Saline County Regional Airport is a county-owned, public-use airport located five nautical miles (6 mi, 9 km) east of the central business district of Benton, a city in Saline County, Arkansas, United States. The airport's address is 1100 Hill Farm Road in Bryant, Arkansas. It is included in the FAA's National Plan of Integrated Airport Systems for 2011–2015, which categorized it as a general aviation facility.

Although most U.S. airports use the same three-letter location identifier for the FAA and IATA, this facility is assigned SUZ by the FAA but has no designation from the IATA (which assigned SUZ to Suria Airport in Papua New Guinea).

== History ==
The airport is located on a 1200 acre site donated to Saline County by ALCOA in August 2002. Construction began in November 2002 and the airport opened on March 12, 2007. The existing Saline County Airport , also known as Watts Field, was closed after the new airport opened.
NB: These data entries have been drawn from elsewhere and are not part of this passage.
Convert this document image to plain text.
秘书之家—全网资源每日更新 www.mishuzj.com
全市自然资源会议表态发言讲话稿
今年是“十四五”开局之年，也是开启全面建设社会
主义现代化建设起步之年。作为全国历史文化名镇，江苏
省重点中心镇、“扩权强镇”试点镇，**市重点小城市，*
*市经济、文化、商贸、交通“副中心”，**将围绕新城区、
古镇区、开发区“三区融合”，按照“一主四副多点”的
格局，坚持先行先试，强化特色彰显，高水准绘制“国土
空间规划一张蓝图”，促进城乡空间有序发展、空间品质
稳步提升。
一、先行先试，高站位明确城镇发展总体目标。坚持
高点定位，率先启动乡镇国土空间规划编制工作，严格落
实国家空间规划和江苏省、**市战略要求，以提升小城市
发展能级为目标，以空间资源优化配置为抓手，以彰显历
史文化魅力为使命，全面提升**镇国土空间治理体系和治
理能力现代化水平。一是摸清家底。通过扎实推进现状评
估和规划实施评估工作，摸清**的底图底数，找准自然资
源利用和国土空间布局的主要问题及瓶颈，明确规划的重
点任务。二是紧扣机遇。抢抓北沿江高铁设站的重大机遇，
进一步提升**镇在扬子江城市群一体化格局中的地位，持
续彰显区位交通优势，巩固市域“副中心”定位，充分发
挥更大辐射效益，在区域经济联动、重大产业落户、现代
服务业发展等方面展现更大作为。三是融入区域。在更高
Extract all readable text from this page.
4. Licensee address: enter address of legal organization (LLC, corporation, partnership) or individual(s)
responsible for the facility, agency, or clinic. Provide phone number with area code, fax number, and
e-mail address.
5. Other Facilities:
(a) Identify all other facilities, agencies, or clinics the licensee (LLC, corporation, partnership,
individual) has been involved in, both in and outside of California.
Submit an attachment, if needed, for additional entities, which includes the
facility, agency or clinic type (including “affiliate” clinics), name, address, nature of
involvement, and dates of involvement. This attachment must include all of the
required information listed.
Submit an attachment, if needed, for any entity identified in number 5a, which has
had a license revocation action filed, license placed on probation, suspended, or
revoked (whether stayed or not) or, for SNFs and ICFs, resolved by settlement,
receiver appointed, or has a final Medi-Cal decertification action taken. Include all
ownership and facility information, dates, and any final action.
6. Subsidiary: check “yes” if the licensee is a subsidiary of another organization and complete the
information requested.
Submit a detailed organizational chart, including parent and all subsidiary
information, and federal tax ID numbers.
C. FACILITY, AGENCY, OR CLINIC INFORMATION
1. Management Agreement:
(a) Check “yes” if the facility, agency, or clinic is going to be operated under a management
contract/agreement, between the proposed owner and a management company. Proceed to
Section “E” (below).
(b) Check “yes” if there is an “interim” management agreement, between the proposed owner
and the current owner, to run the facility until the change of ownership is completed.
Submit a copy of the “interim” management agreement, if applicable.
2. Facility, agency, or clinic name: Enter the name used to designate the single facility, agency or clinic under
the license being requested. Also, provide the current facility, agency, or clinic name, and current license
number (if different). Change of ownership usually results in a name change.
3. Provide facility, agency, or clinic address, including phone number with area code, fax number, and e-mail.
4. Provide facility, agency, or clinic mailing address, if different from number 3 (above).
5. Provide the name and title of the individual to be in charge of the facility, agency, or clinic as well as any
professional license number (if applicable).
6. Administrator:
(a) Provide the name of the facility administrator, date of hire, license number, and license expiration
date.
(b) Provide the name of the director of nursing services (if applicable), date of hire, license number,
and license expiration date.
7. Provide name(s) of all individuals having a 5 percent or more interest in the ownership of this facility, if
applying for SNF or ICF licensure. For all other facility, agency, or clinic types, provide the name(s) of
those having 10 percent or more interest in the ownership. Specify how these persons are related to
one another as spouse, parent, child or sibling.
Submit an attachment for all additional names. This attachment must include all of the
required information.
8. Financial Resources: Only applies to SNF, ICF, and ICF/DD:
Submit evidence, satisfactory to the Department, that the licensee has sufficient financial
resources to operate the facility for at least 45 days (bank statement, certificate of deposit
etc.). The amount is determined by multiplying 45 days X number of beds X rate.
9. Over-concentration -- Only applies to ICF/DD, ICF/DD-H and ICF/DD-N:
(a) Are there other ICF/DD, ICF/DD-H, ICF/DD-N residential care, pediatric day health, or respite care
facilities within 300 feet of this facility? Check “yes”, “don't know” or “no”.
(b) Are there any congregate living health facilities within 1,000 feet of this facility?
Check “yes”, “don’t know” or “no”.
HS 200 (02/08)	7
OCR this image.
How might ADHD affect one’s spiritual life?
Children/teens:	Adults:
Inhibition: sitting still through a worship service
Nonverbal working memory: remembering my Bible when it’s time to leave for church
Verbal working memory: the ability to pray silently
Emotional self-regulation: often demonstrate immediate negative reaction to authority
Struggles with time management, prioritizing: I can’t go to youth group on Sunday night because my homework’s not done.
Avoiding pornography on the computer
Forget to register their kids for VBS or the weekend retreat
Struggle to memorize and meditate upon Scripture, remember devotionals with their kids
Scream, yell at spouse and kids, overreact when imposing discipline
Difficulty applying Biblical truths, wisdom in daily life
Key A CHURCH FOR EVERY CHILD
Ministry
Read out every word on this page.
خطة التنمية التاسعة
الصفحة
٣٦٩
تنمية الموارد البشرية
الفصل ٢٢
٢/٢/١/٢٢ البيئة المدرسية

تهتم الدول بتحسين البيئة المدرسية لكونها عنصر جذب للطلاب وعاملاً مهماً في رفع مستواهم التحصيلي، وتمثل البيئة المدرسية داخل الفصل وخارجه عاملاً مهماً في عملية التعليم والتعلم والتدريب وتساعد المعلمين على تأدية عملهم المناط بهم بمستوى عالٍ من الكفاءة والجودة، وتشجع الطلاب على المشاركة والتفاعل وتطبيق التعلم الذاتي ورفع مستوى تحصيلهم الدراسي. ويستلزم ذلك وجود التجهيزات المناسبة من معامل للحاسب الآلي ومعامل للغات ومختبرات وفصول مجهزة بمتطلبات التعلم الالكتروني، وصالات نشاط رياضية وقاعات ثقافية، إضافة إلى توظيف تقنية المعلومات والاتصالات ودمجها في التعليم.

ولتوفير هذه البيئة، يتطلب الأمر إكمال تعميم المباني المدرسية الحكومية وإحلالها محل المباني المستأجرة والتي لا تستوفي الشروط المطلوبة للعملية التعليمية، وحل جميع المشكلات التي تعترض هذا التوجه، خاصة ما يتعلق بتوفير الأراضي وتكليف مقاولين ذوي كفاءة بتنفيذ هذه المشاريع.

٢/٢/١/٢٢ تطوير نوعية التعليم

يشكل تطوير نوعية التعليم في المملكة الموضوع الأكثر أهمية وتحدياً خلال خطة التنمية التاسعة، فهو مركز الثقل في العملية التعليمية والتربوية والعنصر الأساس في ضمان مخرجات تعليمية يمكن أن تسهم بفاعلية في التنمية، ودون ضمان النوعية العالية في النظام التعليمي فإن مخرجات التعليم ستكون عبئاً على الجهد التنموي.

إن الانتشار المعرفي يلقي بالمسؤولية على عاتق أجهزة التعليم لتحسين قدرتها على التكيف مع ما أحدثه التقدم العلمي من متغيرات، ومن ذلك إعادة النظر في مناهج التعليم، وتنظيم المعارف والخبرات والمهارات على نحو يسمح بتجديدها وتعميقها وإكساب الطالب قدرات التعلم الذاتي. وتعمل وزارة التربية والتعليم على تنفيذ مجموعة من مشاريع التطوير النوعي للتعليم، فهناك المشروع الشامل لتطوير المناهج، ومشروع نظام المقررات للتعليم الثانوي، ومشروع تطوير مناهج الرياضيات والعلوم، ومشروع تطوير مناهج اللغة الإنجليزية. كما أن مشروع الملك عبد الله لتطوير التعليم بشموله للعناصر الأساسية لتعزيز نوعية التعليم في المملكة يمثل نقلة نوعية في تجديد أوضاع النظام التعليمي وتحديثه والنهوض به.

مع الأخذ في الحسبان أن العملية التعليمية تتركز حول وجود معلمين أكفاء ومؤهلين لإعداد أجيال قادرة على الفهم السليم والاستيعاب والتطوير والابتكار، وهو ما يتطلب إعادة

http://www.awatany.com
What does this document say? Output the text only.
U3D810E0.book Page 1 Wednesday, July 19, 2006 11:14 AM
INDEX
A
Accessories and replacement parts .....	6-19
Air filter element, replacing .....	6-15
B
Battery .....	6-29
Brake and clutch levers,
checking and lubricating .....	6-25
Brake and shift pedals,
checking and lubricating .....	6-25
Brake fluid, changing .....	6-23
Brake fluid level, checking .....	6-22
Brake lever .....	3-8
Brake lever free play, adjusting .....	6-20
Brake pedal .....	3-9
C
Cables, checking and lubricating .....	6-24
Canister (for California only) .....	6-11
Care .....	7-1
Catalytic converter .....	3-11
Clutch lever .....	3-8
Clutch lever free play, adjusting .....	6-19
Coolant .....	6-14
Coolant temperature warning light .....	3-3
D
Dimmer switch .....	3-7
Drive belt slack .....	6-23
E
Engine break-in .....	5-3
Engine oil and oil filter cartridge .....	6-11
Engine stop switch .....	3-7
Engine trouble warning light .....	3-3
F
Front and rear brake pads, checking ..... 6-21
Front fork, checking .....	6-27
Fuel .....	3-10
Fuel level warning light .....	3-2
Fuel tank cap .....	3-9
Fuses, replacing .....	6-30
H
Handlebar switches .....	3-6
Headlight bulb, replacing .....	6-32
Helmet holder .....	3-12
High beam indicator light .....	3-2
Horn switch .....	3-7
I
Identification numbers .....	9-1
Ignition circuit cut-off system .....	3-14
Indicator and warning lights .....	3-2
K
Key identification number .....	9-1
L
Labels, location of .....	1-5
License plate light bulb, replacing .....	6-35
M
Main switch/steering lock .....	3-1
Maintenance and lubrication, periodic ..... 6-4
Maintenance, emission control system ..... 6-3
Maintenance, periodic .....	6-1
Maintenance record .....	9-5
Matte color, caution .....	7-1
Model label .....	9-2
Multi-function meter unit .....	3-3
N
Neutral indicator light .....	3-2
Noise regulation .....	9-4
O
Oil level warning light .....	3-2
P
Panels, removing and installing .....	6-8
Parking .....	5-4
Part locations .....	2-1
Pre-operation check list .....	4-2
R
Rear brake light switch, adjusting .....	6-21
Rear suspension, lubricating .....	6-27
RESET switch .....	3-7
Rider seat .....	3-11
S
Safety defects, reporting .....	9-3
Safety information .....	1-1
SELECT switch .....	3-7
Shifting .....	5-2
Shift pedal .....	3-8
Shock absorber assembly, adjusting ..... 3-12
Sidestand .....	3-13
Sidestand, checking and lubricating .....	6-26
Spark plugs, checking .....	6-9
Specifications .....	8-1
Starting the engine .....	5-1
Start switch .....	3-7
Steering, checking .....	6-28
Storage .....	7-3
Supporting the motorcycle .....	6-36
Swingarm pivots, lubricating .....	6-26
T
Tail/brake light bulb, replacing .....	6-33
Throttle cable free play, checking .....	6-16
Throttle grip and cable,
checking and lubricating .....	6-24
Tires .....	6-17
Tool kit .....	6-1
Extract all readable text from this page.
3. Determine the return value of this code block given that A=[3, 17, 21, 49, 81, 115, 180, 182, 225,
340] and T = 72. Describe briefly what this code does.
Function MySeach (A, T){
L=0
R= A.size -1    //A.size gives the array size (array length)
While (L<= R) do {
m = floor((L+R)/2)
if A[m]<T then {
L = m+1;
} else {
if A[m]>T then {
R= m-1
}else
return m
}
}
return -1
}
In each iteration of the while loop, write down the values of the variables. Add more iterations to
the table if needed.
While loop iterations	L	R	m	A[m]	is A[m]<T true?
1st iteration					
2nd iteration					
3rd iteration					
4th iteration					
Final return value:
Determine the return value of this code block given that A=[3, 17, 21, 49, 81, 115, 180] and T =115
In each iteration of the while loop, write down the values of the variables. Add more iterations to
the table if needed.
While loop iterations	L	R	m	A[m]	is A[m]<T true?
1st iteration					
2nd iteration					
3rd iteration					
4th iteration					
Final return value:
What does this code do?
== Facilities and aircraft ==
Saline County Regional Airport has one runway designated 2/20 with an asphalt surface measuring 5,001 by 100 feet (1,524 x 30 m).

For the 12-month period ending July 31, 2021, the airport had 57,500 aircraft operations, an average of 157 per day: 99% general aviation and 1% military. At that time there were 62 aircraft based at this airport: 84% single-engine, 6% multi-engine and 6% helicopter.